As comissões Jurídica, Tributária e Mundo do Trabalho da Câmara de Comércio França-Brasil (CCIFB-SP), realizaram webinar no dia 22 de abril, para esclarecer os principais impactos jurídicos do COVID-19 para as organizações. De acordo com Geraldo Mascarenhas, sócio responsável pela área Tributária do Chenut Oliveira Santiago, o Brasil precisa de um orçamento “de guerra” para conseguir sair da crise. 

Segundo ele, entre os principais diferimentos de obrigações tributárias estão o do FGTS por três meses (de 7/4, 7/5 e 7/6 para 7/7, com parcelamento de 7/20 a 12/20). O deferimento do Simples Nacional por 6 meses (de 20/4, 20/5, 20/6 para 20/10, 20/11 21/12), do PIS/Pasesp, da COFINS e da Contribuição Patronal (folha de pagamento) de 25/4 e 25/5 para 25/8 e 25/10). Do IPTU e IPVA em diversos municípios e o deferimento de entrega de declarações/cumprimentos de obrigações acessórias (DCTF – 15º dia de 7/20 para 2/20, 3/20 e 4/20). Veja mais notícias sobre como as empresas francesas e brasileiras estão lidando com a pandemia aqui.

No que tange às questões trabalhistas, Mariana Machado Pereira, especialista em direito do Trabalho e sócia do Chenut Oliveira Santiago, ressaltou que é indispensável que toda a tomada seja bem pensada e que sejam esgotados todos os requisitos em lei. Sinalizou que a contribuição de um especialista pode ajudar a mitigar os problemas. Mariana destacou os benefícios da MP 936 e apresentou algumas decisões.
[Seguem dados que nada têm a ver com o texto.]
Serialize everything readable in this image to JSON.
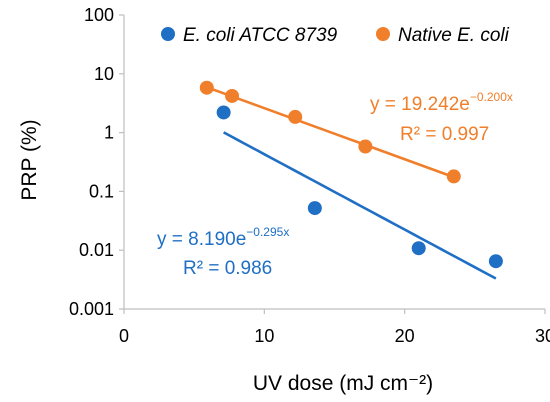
{
  "chart_data": {
    "type": "scatter",
    "xlabel": "UV dose (mJ cm⁻²)",
    "ylabel": "PRP (%)",
    "xlim": [
      0,
      30
    ],
    "ylim": [
      0.001,
      100
    ],
    "yscale": "log",
    "xticks": [
      "0",
      "10",
      "20",
      "30"
    ],
    "yticks": [
      "0.001",
      "0.01",
      "0.1",
      "1",
      "10",
      "100"
    ],
    "grid": false,
    "legend_position": "top",
    "series": [
      {
        "name": "E. coli ATCC 8739",
        "color": "#1f6fc5",
        "points": [
          {
            "x": 7.1,
            "y": 2.2
          },
          {
            "x": 13.6,
            "y": 0.052
          },
          {
            "x": 21.0,
            "y": 0.0108
          },
          {
            "x": 26.5,
            "y": 0.0065
          }
        ],
        "trendline": {
          "a": 8.19,
          "b": -0.295,
          "x_range": [
            7.1,
            26.5
          ]
        },
        "equation": "y = 8.190e",
        "equation_exp": "−0.295x",
        "r2": "R² = 0.986"
      },
      {
        "name": "Native E. coli",
        "color": "#f07f2b",
        "points": [
          {
            "x": 5.9,
            "y": 5.8
          },
          {
            "x": 7.7,
            "y": 4.2
          },
          {
            "x": 12.2,
            "y": 1.85
          },
          {
            "x": 17.2,
            "y": 0.58
          },
          {
            "x": 23.5,
            "y": 0.18
          }
        ],
        "trendline": {
          "a": 19.242,
          "b": -0.2,
          "x_range": [
            5.9,
            23.5
          ]
        },
        "equation": "y = 19.242e",
        "equation_exp": "−0.200x",
        "r2": "R² = 0.997"
      }
    ]
  }
}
Veja mais 

Gisah Sá e Souza, especialista em direito Societário, Contratos e M&A e sócia do Chenut Oliveira Santiago, destacou a possibilidade de adiamento do prazo para a realização das reuniões de sócios e assembleias gerais ordinárias, a possibilidade de realização de participação de voto à distância e o registro junto às Juntas Comerciais retroativos dos efeitos dos atos societários. Entre as possibilidades de renegociação contratual diante da pandemia COVID-19, enfatizou a hipótese de Caso Fortuíto e Força Maior e a hipótese de onerosidade excessiva do contrato.